Anti-presbyopia drops - are we there yet?

December 14, 2025 Naomi Meltzer

When I wrote a review of anti-presbyopia drops in December 2021’s issue, I felt sure we were soon to be swamped with myriad pharmaceuticals – real and cloned – to rid us of one of life’s greatest inconveniences: the dreaded presbyopia. Strangely, that does not appear to have happened – I have not heard of colleagues being trampled by a stampede of middle-aged presbyopia deniers. Did none of the anti-spectacle drops live up to the marketing promises or do too few people know or care about this first-world problem? Perhaps it is that spectacles have become a marketable fashion statement in the interim. 

 

Four years ago, the frontrunner drop was Vuity, essentially a low dose of pilocarpine (1.25%), a cholinergic compound with miotic action (creating a constricted pupil) to use the pinhole effect to create a greater depth of focus.
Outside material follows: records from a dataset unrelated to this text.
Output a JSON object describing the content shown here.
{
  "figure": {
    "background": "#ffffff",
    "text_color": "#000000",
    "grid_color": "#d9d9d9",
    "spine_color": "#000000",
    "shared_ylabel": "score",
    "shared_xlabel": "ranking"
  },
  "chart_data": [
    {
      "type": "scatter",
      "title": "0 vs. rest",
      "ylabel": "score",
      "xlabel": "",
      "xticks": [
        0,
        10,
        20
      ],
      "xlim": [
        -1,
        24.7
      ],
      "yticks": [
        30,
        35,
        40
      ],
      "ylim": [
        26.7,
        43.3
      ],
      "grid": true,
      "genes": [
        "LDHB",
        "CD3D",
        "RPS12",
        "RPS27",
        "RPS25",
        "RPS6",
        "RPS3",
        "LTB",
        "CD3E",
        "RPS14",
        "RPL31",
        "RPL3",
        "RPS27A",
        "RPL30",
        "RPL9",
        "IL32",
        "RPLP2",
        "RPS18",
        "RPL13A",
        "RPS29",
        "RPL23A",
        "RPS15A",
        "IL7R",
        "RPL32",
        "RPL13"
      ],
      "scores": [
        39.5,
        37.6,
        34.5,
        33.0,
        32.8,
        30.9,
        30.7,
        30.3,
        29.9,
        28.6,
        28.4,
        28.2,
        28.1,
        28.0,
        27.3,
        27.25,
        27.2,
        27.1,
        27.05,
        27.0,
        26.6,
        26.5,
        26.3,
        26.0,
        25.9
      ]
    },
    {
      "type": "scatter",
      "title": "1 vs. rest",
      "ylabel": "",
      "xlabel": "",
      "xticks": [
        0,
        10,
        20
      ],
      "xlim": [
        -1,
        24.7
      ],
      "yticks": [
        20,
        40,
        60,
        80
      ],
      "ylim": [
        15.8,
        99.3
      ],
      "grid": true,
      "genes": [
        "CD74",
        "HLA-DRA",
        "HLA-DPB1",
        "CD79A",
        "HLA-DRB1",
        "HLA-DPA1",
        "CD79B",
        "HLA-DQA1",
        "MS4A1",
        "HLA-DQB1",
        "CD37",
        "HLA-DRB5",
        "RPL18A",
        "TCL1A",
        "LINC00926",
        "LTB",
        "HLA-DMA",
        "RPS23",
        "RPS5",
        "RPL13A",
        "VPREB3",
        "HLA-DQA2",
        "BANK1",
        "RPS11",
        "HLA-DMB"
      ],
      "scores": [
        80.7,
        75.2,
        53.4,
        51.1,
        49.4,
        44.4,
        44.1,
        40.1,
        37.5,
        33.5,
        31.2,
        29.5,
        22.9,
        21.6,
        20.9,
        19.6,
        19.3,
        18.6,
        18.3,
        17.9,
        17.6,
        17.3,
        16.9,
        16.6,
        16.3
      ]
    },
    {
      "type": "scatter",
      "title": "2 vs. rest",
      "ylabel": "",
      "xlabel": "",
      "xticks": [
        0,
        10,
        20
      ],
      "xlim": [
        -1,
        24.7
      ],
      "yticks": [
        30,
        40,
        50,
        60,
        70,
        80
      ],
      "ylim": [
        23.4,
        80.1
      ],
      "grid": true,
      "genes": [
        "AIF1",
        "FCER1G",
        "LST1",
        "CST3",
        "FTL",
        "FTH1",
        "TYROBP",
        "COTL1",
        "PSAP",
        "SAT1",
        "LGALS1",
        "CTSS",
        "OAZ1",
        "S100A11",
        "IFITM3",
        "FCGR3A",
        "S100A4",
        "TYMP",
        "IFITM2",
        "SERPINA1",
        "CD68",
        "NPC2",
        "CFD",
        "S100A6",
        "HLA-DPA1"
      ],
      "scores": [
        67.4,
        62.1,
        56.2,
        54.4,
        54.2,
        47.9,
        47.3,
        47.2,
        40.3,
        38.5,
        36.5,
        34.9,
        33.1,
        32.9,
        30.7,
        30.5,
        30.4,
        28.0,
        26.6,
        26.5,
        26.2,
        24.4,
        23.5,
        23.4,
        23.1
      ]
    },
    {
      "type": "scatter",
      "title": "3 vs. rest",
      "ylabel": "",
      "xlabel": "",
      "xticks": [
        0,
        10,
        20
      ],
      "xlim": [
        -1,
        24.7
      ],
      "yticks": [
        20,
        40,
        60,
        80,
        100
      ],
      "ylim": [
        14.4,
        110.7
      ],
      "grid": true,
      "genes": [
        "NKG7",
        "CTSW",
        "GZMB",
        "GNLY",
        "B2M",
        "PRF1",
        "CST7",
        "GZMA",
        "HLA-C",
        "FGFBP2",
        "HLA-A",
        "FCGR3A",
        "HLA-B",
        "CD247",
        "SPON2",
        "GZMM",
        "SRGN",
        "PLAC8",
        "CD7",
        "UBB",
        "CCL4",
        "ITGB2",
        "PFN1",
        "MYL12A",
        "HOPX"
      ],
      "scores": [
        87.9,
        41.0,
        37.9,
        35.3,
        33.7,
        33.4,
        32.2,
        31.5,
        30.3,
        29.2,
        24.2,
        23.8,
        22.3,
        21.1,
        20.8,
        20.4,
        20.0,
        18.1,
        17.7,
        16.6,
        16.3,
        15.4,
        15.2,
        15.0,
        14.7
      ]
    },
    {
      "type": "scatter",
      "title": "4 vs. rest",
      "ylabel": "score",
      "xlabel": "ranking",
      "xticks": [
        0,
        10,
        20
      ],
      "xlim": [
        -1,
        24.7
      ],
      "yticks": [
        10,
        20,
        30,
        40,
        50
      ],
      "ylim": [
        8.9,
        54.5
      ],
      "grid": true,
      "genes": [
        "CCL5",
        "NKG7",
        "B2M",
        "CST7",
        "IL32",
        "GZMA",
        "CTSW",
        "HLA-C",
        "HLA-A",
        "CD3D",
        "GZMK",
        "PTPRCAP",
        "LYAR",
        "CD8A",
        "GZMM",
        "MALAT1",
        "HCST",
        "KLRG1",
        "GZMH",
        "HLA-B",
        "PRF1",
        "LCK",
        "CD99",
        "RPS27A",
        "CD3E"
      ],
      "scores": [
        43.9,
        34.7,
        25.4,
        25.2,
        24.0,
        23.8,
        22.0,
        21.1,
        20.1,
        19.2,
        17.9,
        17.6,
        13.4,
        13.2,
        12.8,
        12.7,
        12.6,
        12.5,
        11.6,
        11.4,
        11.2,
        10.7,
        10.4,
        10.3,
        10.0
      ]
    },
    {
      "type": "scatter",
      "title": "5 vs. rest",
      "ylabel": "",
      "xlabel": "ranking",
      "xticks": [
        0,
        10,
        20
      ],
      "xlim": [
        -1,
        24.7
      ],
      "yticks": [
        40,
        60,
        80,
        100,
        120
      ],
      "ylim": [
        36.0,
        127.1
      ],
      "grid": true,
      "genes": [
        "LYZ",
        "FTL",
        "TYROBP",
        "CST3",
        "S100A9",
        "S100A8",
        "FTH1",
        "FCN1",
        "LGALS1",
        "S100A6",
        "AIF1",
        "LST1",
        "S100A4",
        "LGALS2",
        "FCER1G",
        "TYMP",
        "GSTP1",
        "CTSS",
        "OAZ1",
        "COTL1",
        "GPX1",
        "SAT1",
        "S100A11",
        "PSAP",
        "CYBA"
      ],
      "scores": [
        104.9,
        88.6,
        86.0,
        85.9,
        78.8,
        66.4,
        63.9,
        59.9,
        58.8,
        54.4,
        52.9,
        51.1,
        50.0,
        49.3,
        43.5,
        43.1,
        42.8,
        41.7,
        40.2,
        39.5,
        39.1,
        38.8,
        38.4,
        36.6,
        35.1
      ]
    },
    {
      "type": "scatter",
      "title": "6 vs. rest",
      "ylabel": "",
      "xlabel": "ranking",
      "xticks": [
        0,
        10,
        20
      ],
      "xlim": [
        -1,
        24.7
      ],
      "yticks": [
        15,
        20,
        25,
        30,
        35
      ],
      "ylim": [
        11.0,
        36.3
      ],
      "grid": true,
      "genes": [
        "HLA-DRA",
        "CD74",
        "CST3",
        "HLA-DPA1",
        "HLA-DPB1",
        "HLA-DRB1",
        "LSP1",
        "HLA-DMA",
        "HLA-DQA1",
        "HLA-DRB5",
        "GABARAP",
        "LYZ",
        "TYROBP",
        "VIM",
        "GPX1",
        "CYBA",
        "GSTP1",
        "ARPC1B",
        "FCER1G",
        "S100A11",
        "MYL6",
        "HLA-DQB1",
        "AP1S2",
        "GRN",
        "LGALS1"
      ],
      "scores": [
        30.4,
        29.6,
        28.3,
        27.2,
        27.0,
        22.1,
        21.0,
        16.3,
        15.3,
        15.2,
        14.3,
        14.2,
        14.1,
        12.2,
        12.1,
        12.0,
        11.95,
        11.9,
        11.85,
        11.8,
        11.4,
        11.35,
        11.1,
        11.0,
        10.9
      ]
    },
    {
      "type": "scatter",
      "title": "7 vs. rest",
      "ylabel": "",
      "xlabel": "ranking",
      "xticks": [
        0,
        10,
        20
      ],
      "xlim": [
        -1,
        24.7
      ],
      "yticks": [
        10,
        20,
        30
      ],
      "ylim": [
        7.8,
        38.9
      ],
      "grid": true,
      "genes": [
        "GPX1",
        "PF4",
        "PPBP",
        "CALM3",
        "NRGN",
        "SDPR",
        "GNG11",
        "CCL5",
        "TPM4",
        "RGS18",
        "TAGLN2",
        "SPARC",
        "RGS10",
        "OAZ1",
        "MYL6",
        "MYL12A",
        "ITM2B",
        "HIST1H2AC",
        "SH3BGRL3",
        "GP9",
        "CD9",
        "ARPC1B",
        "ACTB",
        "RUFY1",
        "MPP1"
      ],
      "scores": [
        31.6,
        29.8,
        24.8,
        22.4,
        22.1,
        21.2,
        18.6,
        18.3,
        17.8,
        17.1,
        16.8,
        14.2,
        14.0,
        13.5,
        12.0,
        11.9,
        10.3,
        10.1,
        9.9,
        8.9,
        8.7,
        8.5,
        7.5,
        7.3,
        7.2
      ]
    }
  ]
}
It’s typically used once daily but can be used again after three to six hours for greater effect. The drops are currently being evaluated for long-term effects at the University of Auckland.

 

Launched in early 2025, Qlosi (Orasis Pharmaceuticals, with investment from Johnson & Johnson) received FDA approval in 2023. It has a lower concentration of pilocarpine (0.4%), is preservative-free and is dosed once or twice a day. It also contains additional lubricants.

 

Common Qlosi side effects are painful or sore eyes and headaches, affecting 5–8% patients in trials. Blurred vision occurred in 2–5% of patients. However, most side effects were mild, short lasting and resolved without further action. Warnings associated with Qlosi, which are common to miotics generally, include blurred vision, particularly at night or in low light conditions, and a potential risk of retinal detachment. Examination of the retina is advisable in all patients before using miotics, but those with high myopia or other risks of retinal detachment should avoid using them.

 

Is Vizz the biz?

 

Vizz is the new kid on the block, seemingly wiping all previous attempts at anti-presbyopia drops off the table, at least for the moment. Manufactured by pharmaceutical company LENZ, it received FDA approval in September 2025 based on the results of three clinical studies reviewing efficacy and safety.

 

Vizz (aceclidine hydrochloride 1.44%) ophthalmic solution is used once daily, one drop in each eye. The studies showed maximum effect after 30 minutes and lasting up to 10 hours. Aceclidine hydrochloride is a cholinergic agonist that works by stimulating pupil constriction with relatively minimal effect on the ciliary muscle, resulting in a pinhole effect supposedly without accommodative spasm. Like pilocarpine, it has historically been used for treatment of glaucoma. Systemic side effects are rare but can occur with overdose and include increased salivation, sweating, nausea and abdominal cramps. Less common is a significant drop in blood pressure, which can lead to dizziness or fainting, or an allergic reaction, such as a rash, itching, swelling or difficulty breathing.

 

Vizz is presented in a preservative-free single-dose vial. It is not yet available in New Zealand or Australia, although neither is Qlosi, which can be ordered online by prescription in Australia through certain pharmacies. Professional samples of Vizz are being distributed to eyecare professionals and it’s now available in retail pharmacies in the US.

 

More options are pending, such as Brimochol PF (Tenpoint Therapeutics), which is carbachol 2.75% and brimonidine tartrate 0.1%, once daily and is preservative free. An FDA decision is expected in January 2026. Meanwhile, in June this year, Opus Genetics/Viatris announced positive top-line results from Vega-3, the second pivotal phase 3 trial evaluating MR-141 phentolamine 0.75%, its once-daily preservative-free drop.

 

All FDA studies leading to the approval of anti-presbyopia eye drops must demonstrate that the percentage of patients using the study drug who achieve a ≥15-letters (three lines) improvement in binocular near vision, without losing ≥5 letters (one line) of distance vision, is statistically significantly higher than the percentage of patients in the control group. That may determine the statistical evidence of a successful trial, but what about the functional measures, such as fatigue or reading speed and accuracy? Fortunately, double-blind studies are not an option for comparison!

 

As with any drug, reactions will vary from one patient to another. If the pupil is too small, it may not allow enough light in for good vision. If too large, the pinhole effect of extended depth of focus will not be achieved. Patients with the highest likelihood of success are emmetropic early presbyopes, pseudophakes and long-term contact lens wearers who do not tolerate monovision or multifocal contact lenses. Older low myopes may also benefit.

 

Is Vizz the magic drop we’ve been holding our breath for – soon to be available via door-to-door delivery, like weightloss drugs or Uber Eats – or just good marketing hype? Until we can find out for ourselves, I’m sure our US colleagues will keep us informed!

 

 

Naomi Meltzer is an optometrist who runs an independent practice specialising in low-vision consultancy. She is a regular contributor to NZ Optics.